Sphère privée = Communauté d’intérêts

Ce qui est particulièrement intéressant avec l’arrêt de la Cour de Cassation, c’est que la définition qu’elle donne de la sphère privée n’exclut pas une certaine dimension collective. Dans cette affaire de "licenciements Facebook", la Cour de Cassation a en effet suivi la Cour d’Appel qui avait donné raison aux salariés sur la base du principe suivant :

après avoir constaté que les propos litigieux avaient été diffusés sur les comptes ouverts par Mme Y… tant sur le site Facebook que sur le site MSN, lesquels n’étaient en l’espèce accessibles qu’aux seules personnes agréées par l’intéressée, en nombre très restreint, la cour d’appel a retenu, par un motif adopté exempt de caractère hypothétique, que celles-ci formaient une communauté d’intérêts  ; qu’elle en a exactement déduit que ces propos ne constituaient pas des injures publiques.

Maître Anthony Bem dans une analyse éclairante sur son blog explique que par "communauté d’intérêts", il faut entendre "un groupe de personnes liées par une appartenance commune, des aspirations, des objectifs partagés ou des affinités amicales ou sociales".

Pour les juges de Cassation, c’est le fait qu’une personne puisse choisir de ne diffuser ses messages qu’à certaines personnes sélectionnées et le faible nombre des intéressés, qui permet de déduire la présence d’une "communauté d’intérêts". Cette vision s’oppose à celle du conseil des prud’hommes saisi en première instance de l’affaire, qui avaient jugé que les injures présentaient un caractère public sur Facebook, car les messages étaient accessibles "aux amis des amis".

Ce type de raisonnement conduit à réintroduire des nuances dans le statut juridique de notre condition numérique, en nous permettant de bénéficier des protections attachées à la sphère privée pour certains de nos échanges en ligne. Mais ne peut-on pas aller plus loin et étendre cette logique au droit d’auteur ?

Communauté d’intérêts ou cercle de famille ? (Joined. Par Christina Matheson. CC-BY-NC-SA. Source : Flickr)

Quel impact potentiel sur la représentation privée dans le cadre du "cercle de famille" ?

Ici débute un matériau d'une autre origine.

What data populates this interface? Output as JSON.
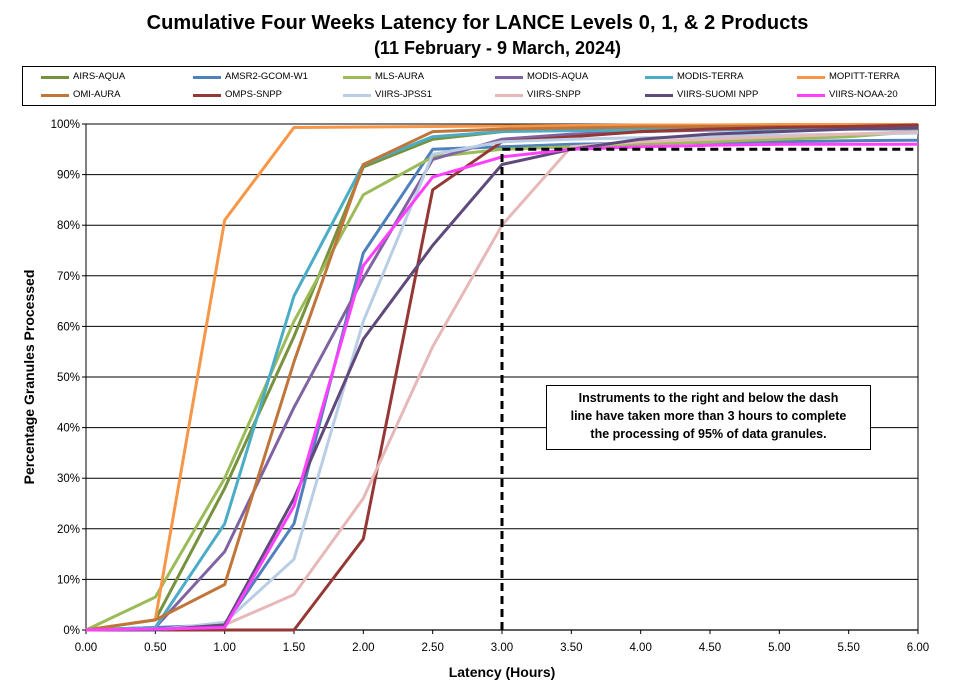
{
  "chart_data": {
    "type": "line",
    "title": "Cumulative Four Weeks Latency  for LANCE Levels 0, 1, & 2 Products",
    "subtitle": "(11  February   -  9  March,  2024)",
    "xlabel": "Latency (Hours)",
    "ylabel": "Percentage Granules Processed",
    "xlim": [
      0,
      6
    ],
    "ylim": [
      0,
      100
    ],
    "x_ticks": [
      "0.00",
      "0.50",
      "1.00",
      "1.50",
      "2.00",
      "2.50",
      "3.00",
      "3.50",
      "4.00",
      "4.50",
      "5.00",
      "5.50",
      "6.00"
    ],
    "y_ticks": [
      "0%",
      "10%",
      "20%",
      "30%",
      "40%",
      "50%",
      "60%",
      "70%",
      "80%",
      "90%",
      "100%"
    ],
    "grid": "horizontal",
    "legend_position": "top",
    "x": [
      0,
      0.5,
      1,
      1.5,
      2,
      2.5,
      3,
      3.5,
      4,
      4.5,
      5,
      5.5,
      6
    ],
    "series": [
      {
        "name": "AIRS-AQUA",
        "color": "#76923c",
        "values": [
          0,
          2,
          28,
          58,
          91.5,
          97,
          98.5,
          99,
          99.2,
          99.3,
          99.4,
          99.5,
          99.6
        ]
      },
      {
        "name": "AMSR2-GCOM-W1",
        "color": "#4f81bd",
        "values": [
          0,
          0.5,
          1,
          21,
          74.5,
          95,
          95.5,
          96,
          96.2,
          96.4,
          96.5,
          96.7,
          96.8
        ]
      },
      {
        "name": "MLS-AURA",
        "color": "#9bbb59",
        "values": [
          0,
          6.5,
          30,
          61,
          86,
          93.5,
          95,
          95.5,
          96,
          96.5,
          97,
          97.5,
          98.5
        ]
      },
      {
        "name": "MODIS-AQUA",
        "color": "#8064a2",
        "values": [
          0,
          0.5,
          15.5,
          44,
          69.5,
          93,
          97,
          98,
          98.5,
          98.8,
          99,
          99.2,
          99.5
        ]
      },
      {
        "name": "MODIS-TERRA",
        "color": "#4bacc6",
        "values": [
          0,
          0.5,
          21,
          66,
          92,
          97.5,
          98.5,
          98.7,
          98.8,
          98.9,
          99,
          99,
          99
        ]
      },
      {
        "name": "MOPITT-TERRA",
        "color": "#f79646",
        "values": [
          0,
          2,
          81,
          99.3,
          99.4,
          99.5,
          99.6,
          99.7,
          99.8,
          99.8,
          99.9,
          99.9,
          99.9
        ]
      },
      {
        "name": "OMI-AURA",
        "color": "#c0763b",
        "values": [
          0,
          2,
          9,
          53,
          92,
          98.5,
          99,
          99.2,
          99.4,
          99.5,
          99.5,
          99.5,
          99.5
        ]
      },
      {
        "name": "OMPS-SNPP",
        "color": "#953735",
        "values": [
          0,
          0,
          0,
          0,
          18,
          87,
          96.5,
          97.5,
          98.5,
          99,
          99.3,
          99.5,
          99.8
        ]
      },
      {
        "name": "VIIRS-JPSS1",
        "color": "#b9cde5",
        "values": [
          0,
          0,
          1.5,
          14,
          61,
          94,
          96.5,
          97,
          97.3,
          97.5,
          97.8,
          98,
          98.2
        ]
      },
      {
        "name": "VIIRS-SNPP",
        "color": "#e6b9b8",
        "values": [
          0,
          0,
          1,
          7,
          26,
          56,
          80,
          95.5,
          96.5,
          97,
          97.5,
          98,
          98.5
        ]
      },
      {
        "name": "VIIRS-SUOMI NPP",
        "color": "#604a7b",
        "values": [
          0,
          0,
          1,
          26,
          57.5,
          76,
          92,
          95,
          97,
          98,
          98.5,
          99,
          99.2
        ]
      },
      {
        "name": "VIIRS-NOAA-20",
        "color": "#ff40ff",
        "values": [
          0,
          0.2,
          0.5,
          24.5,
          72,
          89.5,
          93.5,
          95,
          95.5,
          95.8,
          96,
          96,
          96
        ]
      }
    ],
    "threshold_line": {
      "x": 3,
      "y": 95,
      "style": "dashed",
      "color": "#000000"
    },
    "annotation": {
      "lines": [
        "Instruments to the right and below the dash",
        "line have taken more than 3 hours to complete",
        "the processing of 95% of data granules."
      ]
    }
  }
}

Le Code de Propriété Intellectuelle comporte plusieurs notions dont le champ d’application dépend de la définition de la distinction entre "privé" et "public". C’est le cas par exemple de la copie privée, mais aussi de l’exception de "représentation privée et gratuite effectuée exclusivement dans le cadre du cercle de famille".

Inclue à l’article L.122-5 du CPI, listant les exceptions au droit d’auteur, cette notion a reçu une interprétation restrictive par les juges, qui estiment qu’elle ne recouvre que les "personnes parentes ou amies très proches qui sont unies de façon habituelle par des liens familiaux ou d’intimité".

Néanmoins, même si cette définition par la jurisprudence reste stricte, elle comprend au-delà de la famille au sens propre les "amis", entendu comme des personnes entretenant habituellement des rapports intimes. Or une telle conception pourrait recouvrir certains types de relations entretenues en ligne sur des réseaux sociaux ou par des moyens d’échanges électroniques, permettant les communications restreintes et ciblées.

Pour l’instant, les juges ont toujours considéré que la représentation privée n’était pas applicable aux échanges d’oeuvres en ligne. Ce fut par exemple le cas en 1996, lorsque le TGI de Paris eut à connaître de la toute première affaire de contrefaçon en ligne. Deux étudiants de l’Ecole Centrale de Paris avaient échangé des chansons de Jacques Brel par l’intermédiaire de pages d’un site web et les ayants-droit du chanteur les avaient attaqués pour contrefaçon.

Ils avaient essayé de se défendre en expliquant que ces reproductions avaient un caractère licite puisqu’elles étaient "destinées à un usage privé et non à une utilisation collective". Mais le TGI avait relevé qu’ils avaient "permis à des tiers connectés au réseau Internet de visiter leurs pages privés et d’en prendre éventuellement copie", ce qui favorisait "l’utilisation collective de leurs reproductions".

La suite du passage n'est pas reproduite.